Salvia divinorum, une nouvelle mode arrive en France
Identifiée pour la première fois dans le cadre du réseau SYNTES, la salvia divinorum, arriverait en France. Cette variété de sauge est utilisée traditionnellement en amérique latine dans les rituels chamaniques. Elle possède des propriétés psychotropes proches des hallucinogènes qui la font parfois surnommer, le "tapis volant". Redécouverte aux États-Unis dans le milieu des années 90, elle serait aujourd'hui consommée dans quelques cercles d'initiés.

Comme souvent lorsqu'une nouvelle drogue apparaît, la salvia est créditée de nombreux avantages. Elle ne créerait pas de dépendance, aurait des effets limités dans le temps et sa consommation ne présenterait pas de danger. Un "LSD light" en quelques sorte. Mais surtout, surtout, son commerce comme son usage seraient parfaitement autorisés la salvia n'étant pas classée parmis les stupéfiants. Autant de vertus méritent quelques commentaires.

En premier lieu, on ne peut s'empêcher de penser qu'une fois encore certains croient avoir découvert la "drogue miracle". À chaque nouvelle drogue le même discours sur l'absence de toxicité refait surface. La nouvelle drogue est toujours bien meilleure et moins dangereuse que les autres... jusqu'à ce que l'on constate quelques années après qu'elle soulève les mêmes problèmes. On cite toujours l'exemple de l'héroine, présentée comme un médicament miracle et un excellent remède contre l'abus de morphine. Certes.
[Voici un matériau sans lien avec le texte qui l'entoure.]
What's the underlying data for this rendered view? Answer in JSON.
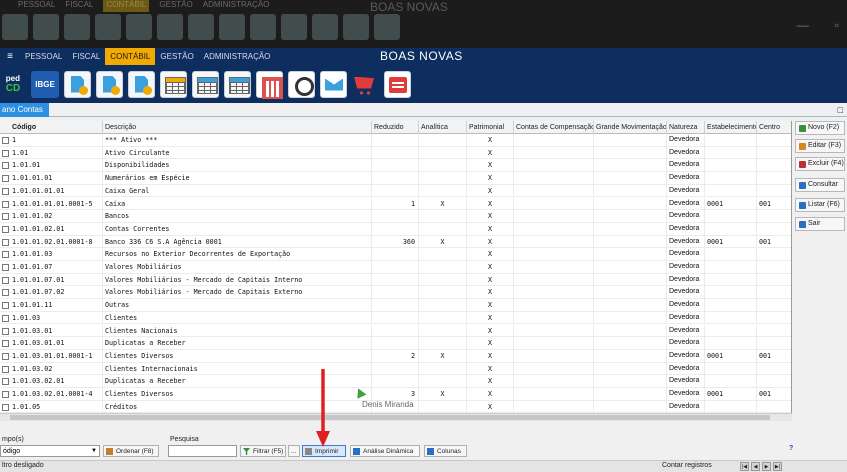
{
  "ghost": {
    "menu": [
      "PESSOAL",
      "FISCAL",
      "CONTÁBIL",
      "GESTÃO",
      "ADMINISTRAÇÃO"
    ],
    "title": "BOAS NOVAS"
  },
  "titlebar": {
    "menu": [
      "PESSOAL",
      "FISCAL",
      "CONTÁBIL",
      "GESTÃO",
      "ADMINISTRAÇÃO"
    ],
    "active_menu": "CONTÁBIL",
    "title": "BOAS NOVAS"
  },
  "toolbar": {
    "sped_top": "ped",
    "sped_bottom": "CD",
    "ibge": "IBGE",
    "icons": [
      "sped-icon",
      "ibge-icon",
      "document-icon",
      "document-icon",
      "document-icon",
      "grid-icon",
      "grid-icon",
      "grid-search-icon",
      "calendar-icon",
      "clock-icon",
      "envelope-icon",
      "cart-icon",
      "cash-register-icon"
    ]
  },
  "tab": {
    "label": "ano Contas",
    "close": "□"
  },
  "grid": {
    "headers": [
      "Código",
      "Descrição",
      "Reduzido",
      "Analítica",
      "Patrimonial",
      "Contas de Compensação",
      "Grande Movimentação",
      "Natureza",
      "Estabelecimento",
      "Centro"
    ],
    "rows": [
      [
        "1",
        "*** Ativo ***",
        "",
        "",
        "X",
        "",
        "",
        "Devedora",
        "",
        ""
      ],
      [
        "1.01",
        "Ativo Circulante",
        "",
        "",
        "X",
        "",
        "",
        "Devedora",
        "",
        ""
      ],
      [
        "1.01.01",
        "Disponibilidades",
        "",
        "",
        "X",
        "",
        "",
        "Devedora",
        "",
        ""
      ],
      [
        "1.01.01.01",
        "Numerários em Espécie",
        "",
        "",
        "X",
        "",
        "",
        "Devedora",
        "",
        ""
      ],
      [
        "1.01.01.01.01",
        "Caixa Geral",
        "",
        "",
        "X",
        "",
        "",
        "Devedora",
        "",
        ""
      ],
      [
        "1.01.01.01.01.0001-5",
        "Caixa",
        "1",
        "X",
        "X",
        "",
        "",
        "Devedora",
        "0001",
        "001"
      ],
      [
        "1.01.01.02",
        "Bancos",
        "",
        "",
        "X",
        "",
        "",
        "Devedora",
        "",
        ""
      ],
      [
        "1.01.01.02.01",
        "Contas Correntes",
        "",
        "",
        "X",
        "",
        "",
        "Devedora",
        "",
        ""
      ],
      [
        "1.01.01.02.01.0001-8",
        "Banco 336 C6 S.A Agência 0001",
        "360",
        "X",
        "X",
        "",
        "",
        "Devedora",
        "0001",
        "001"
      ],
      [
        "1.01.01.03",
        "Recursos no Exterior Decorrentes de Exportação",
        "",
        "",
        "X",
        "",
        "",
        "Devedora",
        "",
        ""
      ],
      [
        "1.01.01.07",
        "Valores Mobiliários",
        "",
        "",
        "X",
        "",
        "",
        "Devedora",
        "",
        ""
      ],
      [
        "1.01.01.07.01",
        "Valores Mobiliários - Mercado de Capitais Interno",
        "",
        "",
        "X",
        "",
        "",
        "Devedora",
        "",
        ""
      ],
      [
        "1.01.01.07.02",
        "Valores Mobiliários - Mercado de Capitais Externo",
        "",
        "",
        "X",
        "",
        "",
        "Devedora",
        "",
        ""
      ],
      [
        "1.01.01.11",
        "Outras",
        "",
        "",
        "X",
        "",
        "",
        "Devedora",
        "",
        ""
      ],
      [
        "1.01.03",
        "Clientes",
        "",
        "",
        "X",
        "",
        "",
        "Devedora",
        "",
        ""
      ],
      [
        "1.01.03.01",
        "Clientes Nacionais",
        "",
        "",
        "X",
        "",
        "",
        "Devedora",
        "",
        ""
      ],
      [
        "1.01.03.01.01",
        "Duplicatas a Receber",
        "",
        "",
        "X",
        "",
        "",
        "Devedora",
        "",
        ""
      ],
      [
        "1.01.03.01.01.0001-1",
        "Clientes Diversos",
        "2",
        "X",
        "X",
        "",
        "",
        "Devedora",
        "0001",
        "001"
      ],
      [
        "1.01.03.02",
        "Clientes Internacionais",
        "",
        "",
        "X",
        "",
        "",
        "Devedora",
        "",
        ""
      ],
      [
        "1.01.03.02.01",
        "Duplicatas a Receber",
        "",
        "",
        "X",
        "",
        "",
        "Devedora",
        "",
        ""
      ],
      [
        "1.01.03.02.01.0001-4",
        "Clientes Diversos",
        "3",
        "X",
        "X",
        "",
        "",
        "Devedora",
        "0001",
        "001"
      ],
      [
        "1.01.05",
        "Créditos",
        "",
        "",
        "X",
        "",
        "",
        "Devedora",
        "",
        ""
      ]
    ]
  },
  "side_buttons": [
    {
      "label": "Novo (F2)",
      "icon": "new-icon",
      "color": "#3a8f3a"
    },
    {
      "label": "Editar (F3)",
      "icon": "edit-icon",
      "color": "#d08a20"
    },
    {
      "label": "Excluir (F4)",
      "icon": "delete-icon",
      "color": "#c03030"
    },
    {
      "label": "Consultar",
      "icon": "search-icon",
      "color": "#2a70c0"
    },
    {
      "label": "Listar (F6)",
      "icon": "list-icon",
      "color": "#2a70c0"
    },
    {
      "label": "Sair",
      "icon": "exit-icon",
      "color": "#2a70c0"
    }
  ],
  "bottom": {
    "campo_label": "mpo(s)",
    "campo_value": "ódigo",
    "ordenar": "Ordenar (F8)",
    "pesquisa_label": "Pesquisa",
    "pesquisa_value": "",
    "filtrar": "Filtrar (F5)",
    "ellipsis": "...",
    "imprimir": "Imprimir",
    "analise": "Análise Dinâmica",
    "colunas": "Colunas",
    "help": "?",
    "status": "ltro desligado",
    "contar": "Contar registros",
    "nav": [
      "|◀",
      "◀",
      "▶",
      "▶|"
    ]
  },
  "watermark": "Denis Miranda"
}
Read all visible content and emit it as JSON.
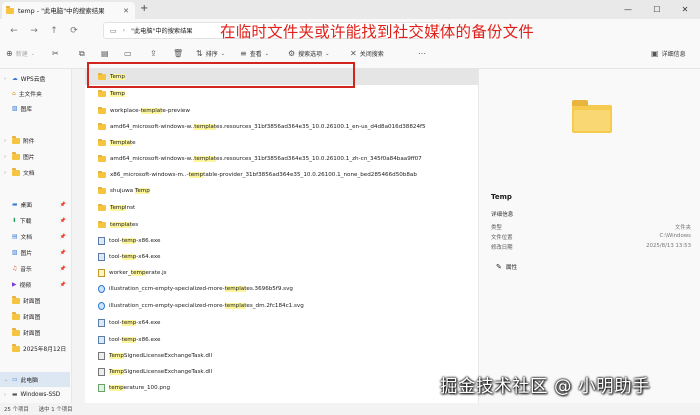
{
  "window": {
    "tab_title": "temp - \"此电脑\"中的搜索结果",
    "new_tab": "+",
    "address": "\"此电脑\"中的搜索结果",
    "min": "—",
    "max": "☐",
    "close": "✕"
  },
  "annotation": "在临时文件夹或许能找到社交媒体的备份文件",
  "toolbar": {
    "new": "新建",
    "sort": "排序",
    "view": "查看",
    "search_options": "搜索选项",
    "close_search": "关闭搜索",
    "details": "详细信息"
  },
  "sidebar": {
    "items": [
      {
        "label": "WPS云盘"
      },
      {
        "label": "主文件夹"
      },
      {
        "label": "图库"
      },
      {
        "label": "附件"
      },
      {
        "label": "图片"
      },
      {
        "label": "文档"
      },
      {
        "label": "桌面"
      },
      {
        "label": "下载"
      },
      {
        "label": "文档"
      },
      {
        "label": "图片"
      },
      {
        "label": "音乐"
      },
      {
        "label": "视频"
      },
      {
        "label": "封面图"
      },
      {
        "label": "封面图"
      },
      {
        "label": "封面图"
      },
      {
        "label": "2025年8月12日"
      },
      {
        "label": "此电脑"
      },
      {
        "label": "Windows-SSD"
      }
    ]
  },
  "files": [
    {
      "pre": "",
      "hl": "Temp",
      "post": "",
      "type": "folder"
    },
    {
      "pre": "",
      "hl": "Temp",
      "post": "",
      "type": "folder"
    },
    {
      "pre": "workplace-",
      "hl": "templat",
      "post": "e-preview",
      "type": "folder"
    },
    {
      "pre": "amd64_microsoft-windows-w..",
      "hl": "templat",
      "post": "es.resources_31bf3856ad364e35_10.0.26100.1_en-us_d4d8a016d38824f5",
      "type": "folder"
    },
    {
      "pre": "",
      "hl": "Templat",
      "post": "e",
      "type": "folder"
    },
    {
      "pre": "amd64_microsoft-windows-w..",
      "hl": "templat",
      "post": "es.resources_31bf3856ad364e35_10.0.26100.1_zh-cn_345f0a84baa9ff07",
      "type": "folder"
    },
    {
      "pre": "x86_microsoft-windows-m..-",
      "hl": "temp",
      "post": "table-provider_31bf3856ad364e35_10.0.26100.1_none_bed285466d50b8ab",
      "type": "folder"
    },
    {
      "pre": "shujuwa ",
      "hl": "Temp",
      "post": "",
      "type": "folder"
    },
    {
      "pre": "",
      "hl": "Temp",
      "post": "Inst",
      "type": "folder"
    },
    {
      "pre": "",
      "hl": "templat",
      "post": "es",
      "type": "folder"
    },
    {
      "pre": "tool-",
      "hl": "temp",
      "post": "-x86.exe",
      "type": "exe"
    },
    {
      "pre": "tool-",
      "hl": "temp",
      "post": "-x64.exe",
      "type": "exe"
    },
    {
      "pre": "worker_",
      "hl": "temp",
      "post": "erate.js",
      "type": "js"
    },
    {
      "pre": "illustration_ccm-empty-specialized-more-",
      "hl": "templat",
      "post": "es.3696b5f9.svg",
      "type": "svg"
    },
    {
      "pre": "illustration_ccm-empty-specialized-more-",
      "hl": "templat",
      "post": "es_dm.2fc184c1.svg",
      "type": "svg"
    },
    {
      "pre": "tool-",
      "hl": "temp",
      "post": "-x64.exe",
      "type": "exe"
    },
    {
      "pre": "tool-",
      "hl": "temp",
      "post": "-x86.exe",
      "type": "exe"
    },
    {
      "pre": "",
      "hl": "Temp",
      "post": "SignedLicenseExchangeTask.dll",
      "type": "dll"
    },
    {
      "pre": "",
      "hl": "Temp",
      "post": "SignedLicenseExchangeTask.dll",
      "type": "dll"
    },
    {
      "pre": "",
      "hl": "temp",
      "post": "erature_100.png",
      "type": "png"
    }
  ],
  "details_pane": {
    "name": "Temp",
    "section": "详细信息",
    "type_label": "类型",
    "type_value": "文件夹",
    "location_label": "文件位置",
    "location_value": "C:\\Windows",
    "modified_label": "修改日期",
    "modified_value": "2025/8/13 13:53",
    "properties": "属性"
  },
  "status": {
    "count": "25 个项目",
    "selected": "选中 1 个项目"
  },
  "watermark": "掘金技术社区 @ 小明助手"
}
En second lieu il convient de nuancer très fortement le sentiment d'impunité associé au commerce et à l'usage de salvia divinorum. La plante n'est pas classée parmi les stupéfiants, ni en droit français, ni en droit international. A la différence de la salvia officinalis, elle n'est même pas au codex. Aucune poursuite pour usage ou trafic de stupéfiants n'est possible. Mais cela ne signifie pas qu'aucune poursuite pénale ne soit possible. D'abord l'article L.3421-4 du code de la santé publique réprime en termes très généraux la présentation sous un jour favorable des stupéfiants mais également des "substances présentées comme ayant les effets de substances ou plantes stupéfiantes". Expliquer que la salvia est une drogue licite qui permet d'avoir les mêmes sensations que celles recherchées avec des stupéfiants tombe sous le coup de cette infraction punie de 5 ans d'emprisonnement. Ensuite, des études anciennes sur les tests de dépistage avaient constaté des "faux positifs" au cannabis avec la salvia officinalis. En clair, au dépistage, la sauge était identifiée comme étant du cannabis. Ces études sont peut-être dépassées, mais on ne peut écarter l'idée que les usagers de salvia divinorum pourraient être poursuivis... pour usage de cannabis après un test positif!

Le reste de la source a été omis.